In recent years regular seeds have been almost forgotten as growers have shifted to feminized strains. However, for those who are passionate about breeding their own variations on marijuana, it’s still vital to keep some regular seeds around.
For one thing, male plants produced by regular seeds are less prone to becoming hermaphrodites when stressed through techniques like topping, fimming or defoliation.
Unaltered Genetics
For cannabis growers, genetics are everything. The genes in the plants dictate the plant’s stability, yield, harvest quality, and psychoactive effects.
Growing regular seeds means you could end up with either male or female plants, as they can be pollinated by another male or a hermaphrodite (plants that produce both male and female flowers). It was the standard way of growing marijuana before feminized seeds were invented. Luckily for you, we carry a wide variety of both feminized and regular seeds from the finest 1980’s genetics!
Having both male and female plants also allows for breeding. Breeders can stress a plant with the hope of forcing it to develop male sex features, then cross it with another strain in order to create new hybrids. This is a common practice in all agricultural crops, and one that is still used by marijuana breeders today.
Affordability
Generally speaking, regular seeds are much cheaper to produce than feminized or autoflowering varieties. This makes them more affordable to buy. While growers must still cull a number of male plants (which they then throw away), this is a minor expense for many who enjoy cultivating their own strains.
Regular seeds also provide a more stable genetic structure than feminized strains. This is because feminized seeds require that the phenotype of a particular female plant be reverse pollinated with its male counterpart in order to create 100% female specimens. This process can cause the phenotype to become slightly altered over time.

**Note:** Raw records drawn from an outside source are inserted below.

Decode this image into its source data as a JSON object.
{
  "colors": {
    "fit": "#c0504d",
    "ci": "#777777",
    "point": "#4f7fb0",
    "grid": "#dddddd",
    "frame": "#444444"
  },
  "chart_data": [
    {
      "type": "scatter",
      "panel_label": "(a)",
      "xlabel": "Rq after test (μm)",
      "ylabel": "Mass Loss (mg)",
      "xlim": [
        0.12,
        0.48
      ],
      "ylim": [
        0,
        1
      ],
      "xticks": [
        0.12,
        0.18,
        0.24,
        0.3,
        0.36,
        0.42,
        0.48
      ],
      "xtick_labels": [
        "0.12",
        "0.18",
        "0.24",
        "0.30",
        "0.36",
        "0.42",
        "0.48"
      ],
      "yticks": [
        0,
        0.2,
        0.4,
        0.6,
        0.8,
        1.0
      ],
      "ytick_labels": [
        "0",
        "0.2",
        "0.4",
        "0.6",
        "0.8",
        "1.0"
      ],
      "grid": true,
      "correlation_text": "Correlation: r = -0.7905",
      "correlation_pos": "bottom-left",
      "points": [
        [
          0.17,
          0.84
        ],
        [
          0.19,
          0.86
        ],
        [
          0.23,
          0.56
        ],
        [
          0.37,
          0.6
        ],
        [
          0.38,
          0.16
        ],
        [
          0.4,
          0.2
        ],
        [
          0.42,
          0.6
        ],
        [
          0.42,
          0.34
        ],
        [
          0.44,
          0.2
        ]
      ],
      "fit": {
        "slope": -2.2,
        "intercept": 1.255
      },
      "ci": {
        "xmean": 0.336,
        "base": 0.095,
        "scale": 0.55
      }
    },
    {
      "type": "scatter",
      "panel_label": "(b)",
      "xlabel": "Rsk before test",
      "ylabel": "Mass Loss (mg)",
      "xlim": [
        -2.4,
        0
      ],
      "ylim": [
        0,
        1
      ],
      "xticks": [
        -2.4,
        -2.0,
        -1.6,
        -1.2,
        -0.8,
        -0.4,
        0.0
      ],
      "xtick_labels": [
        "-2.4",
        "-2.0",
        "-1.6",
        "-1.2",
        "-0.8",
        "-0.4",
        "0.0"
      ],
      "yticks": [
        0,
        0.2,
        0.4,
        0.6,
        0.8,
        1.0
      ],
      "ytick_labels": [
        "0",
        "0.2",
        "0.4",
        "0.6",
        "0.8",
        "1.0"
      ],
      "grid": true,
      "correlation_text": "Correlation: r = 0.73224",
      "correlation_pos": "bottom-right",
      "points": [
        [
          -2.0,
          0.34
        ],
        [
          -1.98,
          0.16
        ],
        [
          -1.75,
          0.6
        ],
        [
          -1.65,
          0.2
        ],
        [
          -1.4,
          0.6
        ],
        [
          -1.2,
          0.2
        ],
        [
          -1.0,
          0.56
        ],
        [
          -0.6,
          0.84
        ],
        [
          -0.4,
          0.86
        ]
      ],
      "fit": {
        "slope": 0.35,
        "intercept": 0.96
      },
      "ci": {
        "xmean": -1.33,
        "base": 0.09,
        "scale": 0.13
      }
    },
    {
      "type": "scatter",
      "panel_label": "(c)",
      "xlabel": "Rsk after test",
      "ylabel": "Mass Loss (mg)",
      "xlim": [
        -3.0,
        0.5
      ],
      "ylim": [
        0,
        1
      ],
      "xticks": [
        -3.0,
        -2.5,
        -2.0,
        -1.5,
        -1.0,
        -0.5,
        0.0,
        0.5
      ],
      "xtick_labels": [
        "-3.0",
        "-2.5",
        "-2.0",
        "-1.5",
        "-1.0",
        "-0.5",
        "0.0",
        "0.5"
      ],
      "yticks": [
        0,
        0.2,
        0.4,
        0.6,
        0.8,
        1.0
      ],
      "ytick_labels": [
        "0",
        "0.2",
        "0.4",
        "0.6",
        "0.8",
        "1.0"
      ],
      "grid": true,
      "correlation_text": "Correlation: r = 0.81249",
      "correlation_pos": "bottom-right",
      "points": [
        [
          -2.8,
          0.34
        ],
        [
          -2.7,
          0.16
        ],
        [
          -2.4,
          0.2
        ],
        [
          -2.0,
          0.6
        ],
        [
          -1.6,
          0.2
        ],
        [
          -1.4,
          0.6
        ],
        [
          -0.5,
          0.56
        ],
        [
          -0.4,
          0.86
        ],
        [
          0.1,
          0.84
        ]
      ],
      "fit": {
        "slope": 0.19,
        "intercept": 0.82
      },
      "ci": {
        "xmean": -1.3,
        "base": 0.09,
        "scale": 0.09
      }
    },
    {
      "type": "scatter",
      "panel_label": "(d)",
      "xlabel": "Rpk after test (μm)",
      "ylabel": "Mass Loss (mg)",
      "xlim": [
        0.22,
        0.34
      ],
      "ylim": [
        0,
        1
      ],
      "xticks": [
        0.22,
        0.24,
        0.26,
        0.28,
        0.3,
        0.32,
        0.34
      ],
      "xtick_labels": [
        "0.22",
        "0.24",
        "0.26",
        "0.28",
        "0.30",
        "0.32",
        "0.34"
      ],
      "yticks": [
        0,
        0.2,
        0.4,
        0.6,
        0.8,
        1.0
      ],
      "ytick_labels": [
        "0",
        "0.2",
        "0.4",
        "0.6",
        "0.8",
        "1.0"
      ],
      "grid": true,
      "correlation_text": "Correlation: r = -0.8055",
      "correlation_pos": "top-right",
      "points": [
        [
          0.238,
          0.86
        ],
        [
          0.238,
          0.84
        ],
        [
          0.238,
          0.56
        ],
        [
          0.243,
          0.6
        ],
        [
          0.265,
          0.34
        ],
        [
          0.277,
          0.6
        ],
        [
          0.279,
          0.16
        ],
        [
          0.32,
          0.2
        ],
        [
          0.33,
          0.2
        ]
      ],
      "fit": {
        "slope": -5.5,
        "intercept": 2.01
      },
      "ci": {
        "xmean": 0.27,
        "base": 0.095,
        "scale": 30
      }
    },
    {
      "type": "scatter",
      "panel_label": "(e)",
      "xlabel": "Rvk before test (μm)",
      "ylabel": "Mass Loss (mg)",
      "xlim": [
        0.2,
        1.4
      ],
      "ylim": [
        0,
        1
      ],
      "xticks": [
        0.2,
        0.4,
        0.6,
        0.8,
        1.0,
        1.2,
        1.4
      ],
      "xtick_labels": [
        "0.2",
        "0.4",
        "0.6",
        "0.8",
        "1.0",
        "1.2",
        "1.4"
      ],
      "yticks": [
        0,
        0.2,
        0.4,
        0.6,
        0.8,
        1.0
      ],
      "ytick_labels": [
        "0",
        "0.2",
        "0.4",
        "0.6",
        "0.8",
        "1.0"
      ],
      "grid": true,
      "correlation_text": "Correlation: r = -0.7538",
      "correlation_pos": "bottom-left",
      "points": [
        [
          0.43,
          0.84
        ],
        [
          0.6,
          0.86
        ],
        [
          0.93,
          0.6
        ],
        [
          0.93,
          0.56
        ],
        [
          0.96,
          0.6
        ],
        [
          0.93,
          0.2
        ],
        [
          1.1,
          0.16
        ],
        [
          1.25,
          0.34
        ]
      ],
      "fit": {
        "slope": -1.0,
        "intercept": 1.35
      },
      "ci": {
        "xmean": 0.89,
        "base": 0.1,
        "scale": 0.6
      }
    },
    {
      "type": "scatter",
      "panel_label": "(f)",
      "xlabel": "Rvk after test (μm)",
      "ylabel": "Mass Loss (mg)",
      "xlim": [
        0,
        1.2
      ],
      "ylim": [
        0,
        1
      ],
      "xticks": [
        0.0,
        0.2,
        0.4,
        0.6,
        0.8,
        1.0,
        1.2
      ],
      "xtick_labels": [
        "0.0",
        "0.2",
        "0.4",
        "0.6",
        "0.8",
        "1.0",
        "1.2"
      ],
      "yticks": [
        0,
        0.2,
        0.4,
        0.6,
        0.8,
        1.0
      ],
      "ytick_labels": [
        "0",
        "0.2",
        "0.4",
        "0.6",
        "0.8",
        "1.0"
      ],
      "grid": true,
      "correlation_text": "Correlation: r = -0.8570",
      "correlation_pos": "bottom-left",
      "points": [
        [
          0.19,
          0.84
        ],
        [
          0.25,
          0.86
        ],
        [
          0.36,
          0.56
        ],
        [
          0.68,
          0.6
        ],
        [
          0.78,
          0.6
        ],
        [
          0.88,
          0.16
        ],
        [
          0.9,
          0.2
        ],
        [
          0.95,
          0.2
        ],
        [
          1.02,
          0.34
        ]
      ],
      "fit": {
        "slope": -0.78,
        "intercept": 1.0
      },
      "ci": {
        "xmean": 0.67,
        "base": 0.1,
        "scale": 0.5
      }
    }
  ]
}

As a result, many breeders prefer to use regular seeds when creating new cultivars. This allows them to maintain the original genetics of their strains over several generations. Ultimately, this can lead to unique and potent strains that haven’t been seen before. Often, these unique strains can be made into clones by growers for future grows.
Pollination Issues
As with any plant, regular seeds can be either male or female. When growing them, growers must be vigilant to ensure that any male plants are eliminated before they pollinate the female cultivars. Keeping male plants out of the mix allows the females to spend all of their energy and resources on developing robust buds, leading to higher yields.
On average, about half of a pack of 10 regular seeds will produce male plants, and that can be frustrating for growers who want to do breeding projects or create their own strains from scratch. As a result, feminized seeds have become increasingly popular and are more widely available than regular seeds.
Outcross-pollination is also beneficial for producers of cotton and sesame because it increases the amount of seed produced by the female plants, boosting overall yields. This is why some growers choose to grow regular seeds alongside feminized varieties. This way, they can harvest their crops when they want without the worry of having to wait until all the male plants have gone to seed.
Genetic Diversity
In a broad context, plant conservationists seek to maximise genetic diversity in seed collections to support adaptive evolution in the long term. This also contributes to overcoming inbreeding depression and ensuring reproductive success in self-incompatible species [1, 2, 3].
The value of genetic diversity is often associated with its ability to mitigate the impact of life-history trade-offs between different traits. However, this depends on the life-history strategy that underpins the trait in question and is not always evident.
The extent to which a particular sampling strategy captures genetic variation is strongly influenced by mating system structure (e.g., a predominantly selfing or biparentally inbreeding mating system increases within-site genetic distances and FIS compared to an outcrossing or mixed mating system). Our results showed that capturing genetic diversity was generally improved by sampling more than one maternal line (within-site average pairwise genetic distance) with the exception of H. sericea sites PT and SP (Table S1). This suggests that the extent to which genetic diversity is captured in seedling subsamples is strongly dependent on the mating system employed.